Rattled by the state-wide protests against the Jalna lathicharge, the Maharashtra government, on Monday, tendered an apology even as it reached out to Manoj Jarange-Patil, who is undertaking a fast-unto-death demanding reservation for the Marathas.
“We are committed to providing reservation to the Maratha community,” Maharashtra CM Eknath Shinde said after a high-level meeting to review the situation and sort out the issue arising out of the protest in Jalna.
Shinde, who was accompanied by Deputy Chief Ministers - Devendra Fadnavis and Ajit Pawar - also said a committee will submit its report within a month on how to issue Kunbi caste certificates to Marathas from Marathwada region.
Kunbis - the community associated with agriculture - are grouped under the Other Backward Classes (OBC) category in Maharashtra.
Jarange Patil said, he would not call off the protest unless a government order (GR) is issued granting reservation in education and jobs to the Marathas.
Shinde’s two emissaries - Arjun Khotkar and Mahadev Jankar - met Jarange-Patil in Antarwali Sarathi village on Dhule-Solapur road in Ambad tehsil of Jalna and tried to convince him to call off the hunger strike.
State’s Rural Development Minister Girish Mahajan is also expected to meet the agitators on Monday night.
Amid protests, Fadnavis said: “Lathicharge by police was not right. I am apologising on behalf of the government. The CM has assured action against those responsible for it, and the matter is under probe.”
The trio of Shinde, Fadnavis and Pawar said that it is a baseless allegation that the orders of lathicharge came from Mantralaya, the state secretariat. “If it can be proved that the orders came from the top, I would leave politics,” said Pawar.
Additional Director General of Police (Law and Order) Sanjay Saxena visited Jalna as head of the state government-appointed probe team to investigate into the causes that prompted the lathicharge.
In a related development, Commandant of State Reserve Police Force in Pune rushed to Jalna and took charge as Superintendent in Police in place of Tushar Doshi who has been sent on compulsory leave.
The Shinde-dispensation shifted the blame on the previous Uddhav Thackeray-led Maha Vikas Aghadi government, which was in power for two-and-a-half years - when the Supreme Court struck it down.
Thackeray, however, reacted sharply saying that the present government is in power for more than a year and that they should immediately quit office, or be thrown out of power.

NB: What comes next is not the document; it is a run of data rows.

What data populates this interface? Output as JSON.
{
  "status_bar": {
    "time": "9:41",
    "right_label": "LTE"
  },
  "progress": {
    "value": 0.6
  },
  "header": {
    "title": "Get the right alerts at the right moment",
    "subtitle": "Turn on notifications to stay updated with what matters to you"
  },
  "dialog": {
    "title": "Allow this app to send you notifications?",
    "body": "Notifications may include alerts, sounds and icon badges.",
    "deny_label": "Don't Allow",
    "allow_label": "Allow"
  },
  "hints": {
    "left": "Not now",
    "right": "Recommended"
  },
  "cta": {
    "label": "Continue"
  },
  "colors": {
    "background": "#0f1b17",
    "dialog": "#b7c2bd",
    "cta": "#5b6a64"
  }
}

MNS President Raj Thackeray alleged that the Marathas are being taken for a ride for their crucial votes during elections and they are not likely to get any quotas, since the matter is still pending before the SC.
The MVA also called for a special session to resolve the issue. UBT's Thackeray and state Congress President Nana Patole made similar demands.
“They should take a decision in the upcoming special session of the Parliament and give justice to the entire Maratha community,” said Patole.